Abstract:A contemporary feed application usually provides blended results of organic items and sponsored items~(ads) to users. Conventionally, ads are exposed at fixed positions. Such a static exposure strategy is inefficient due to ignoring users' personalized preferences towards ads. To this end, adaptive ad exposure has become an appealing strategy to boost the overall performance of the feed.

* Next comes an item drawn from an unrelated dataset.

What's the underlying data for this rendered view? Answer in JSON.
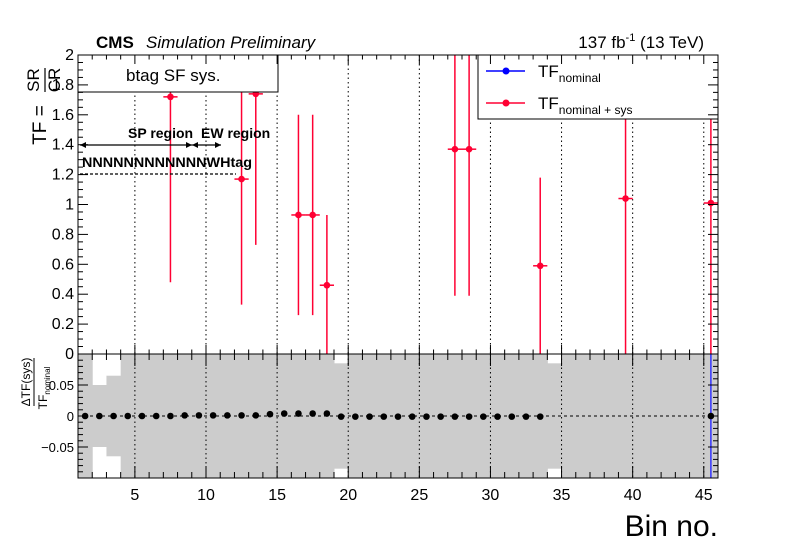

However, existing approaches to implementing the adaptive ad exposure still suffer from several limitations: 1) they usually fall into sub-optimal solutions because of only focusing on request-level optimization without consideration of the long-term application-level performance and constraints, 2) they neglect the necessity of keeping the game-theoretical properties of ad auctions, which may lead to anarchy in bidding, and 3) they can hardly be deployed in large-scale applications due to high computational complexity. In this paper, we focus on long-term performance optimization under hierarchical constraints in feeds and formulate the adaptive ad exposure as a Dynamic Knapsack Problem. We propose an effective approach: Hierarchically Constrained Adaptive Ad Exposure~(HCA2E). We present that HCA2E possesses desired game-theoretical properties, computational efficiency, and performance robustness. Comprehensive offline and online experiments on a leading e-commerce application demonstrate the significant performance superiority of HCA2E over representative baselines. HCA2E has also been deployed on this application to serve millions of daily users.